= Cine-Allianz =

German film company

Cine-Allianz Tonfilm was a German film production company established in 1932 by Arnold Pressburger and Gregor Rabinovitch. The company specialised in co-productions targeted at international markets, and enjoyed immediate success during the final year of the Weimar Republic. During the Nazi era the company's Jewish owners came under increasing pressure from the government and their property was expropriated. They were forced into exile, while Cine-Allianz continued to produce films under the Nazi regime until its merger with UFA in 1942.

Rabinovitch went into exile in France where he set up a fresh production company also named Cine-Allianz which produced films such as I Was an Adventuress (1938) and Beating Heart (1940).

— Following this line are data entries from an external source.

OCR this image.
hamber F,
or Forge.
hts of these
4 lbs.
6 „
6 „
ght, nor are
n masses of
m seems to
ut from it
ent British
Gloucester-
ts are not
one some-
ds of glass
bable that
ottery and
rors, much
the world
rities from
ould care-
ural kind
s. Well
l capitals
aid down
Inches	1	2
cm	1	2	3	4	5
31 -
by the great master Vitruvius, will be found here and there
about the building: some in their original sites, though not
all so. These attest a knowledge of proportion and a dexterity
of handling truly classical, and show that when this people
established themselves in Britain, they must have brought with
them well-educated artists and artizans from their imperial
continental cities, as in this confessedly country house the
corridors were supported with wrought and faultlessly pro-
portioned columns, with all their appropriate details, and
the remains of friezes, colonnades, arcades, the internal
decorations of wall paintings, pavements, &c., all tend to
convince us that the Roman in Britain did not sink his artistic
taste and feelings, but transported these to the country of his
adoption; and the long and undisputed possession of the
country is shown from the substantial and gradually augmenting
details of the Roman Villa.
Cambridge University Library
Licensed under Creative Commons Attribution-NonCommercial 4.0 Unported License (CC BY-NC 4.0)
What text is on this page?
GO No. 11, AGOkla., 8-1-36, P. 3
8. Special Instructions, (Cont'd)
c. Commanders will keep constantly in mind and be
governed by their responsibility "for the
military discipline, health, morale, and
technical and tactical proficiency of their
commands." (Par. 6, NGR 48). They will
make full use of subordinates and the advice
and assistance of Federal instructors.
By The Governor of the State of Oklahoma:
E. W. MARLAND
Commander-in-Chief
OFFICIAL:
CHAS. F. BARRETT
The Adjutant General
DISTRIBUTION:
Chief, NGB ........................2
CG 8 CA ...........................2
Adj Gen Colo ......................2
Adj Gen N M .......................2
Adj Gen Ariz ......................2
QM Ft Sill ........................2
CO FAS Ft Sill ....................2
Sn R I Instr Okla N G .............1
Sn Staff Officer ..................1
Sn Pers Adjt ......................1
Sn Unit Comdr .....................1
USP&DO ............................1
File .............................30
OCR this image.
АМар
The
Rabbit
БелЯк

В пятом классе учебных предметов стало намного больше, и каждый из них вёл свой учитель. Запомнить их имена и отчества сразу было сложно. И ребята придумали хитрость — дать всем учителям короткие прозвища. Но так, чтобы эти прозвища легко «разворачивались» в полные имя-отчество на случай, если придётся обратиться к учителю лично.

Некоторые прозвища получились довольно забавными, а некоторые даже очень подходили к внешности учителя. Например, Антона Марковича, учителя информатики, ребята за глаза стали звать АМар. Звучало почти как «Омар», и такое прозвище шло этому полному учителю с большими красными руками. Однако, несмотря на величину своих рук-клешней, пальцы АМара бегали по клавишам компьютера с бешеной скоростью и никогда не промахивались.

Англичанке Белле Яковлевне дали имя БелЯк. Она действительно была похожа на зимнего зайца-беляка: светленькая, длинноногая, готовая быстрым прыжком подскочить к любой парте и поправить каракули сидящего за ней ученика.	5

The 1951 West German film The Lost One was partly financed by money received as post-war compensation for the loss of Cine-Allianz.

==Selected filmography==
- My Cousin from Warsaw (1931)
- Tell Me Tonight (1932)
- One Night's Song (1933)
- A Song for You (1933)
- So Ended a Great Love (1934)
- I Love All the Women (1935)
- The Merry Wives (1936)
- Tomfoolery (1936)
- The Impossible Woman (1936)
- Mystery About Beate (1938)
- Secret Mission (1938)
- Marriage in Small Doses (1939)
- Six Days of Leave (1941)

==Bibliography==
- Gerd Gemünden. Continental Strangers: German Exile Cinema, 1933-1951. Columbia University Press, 2014.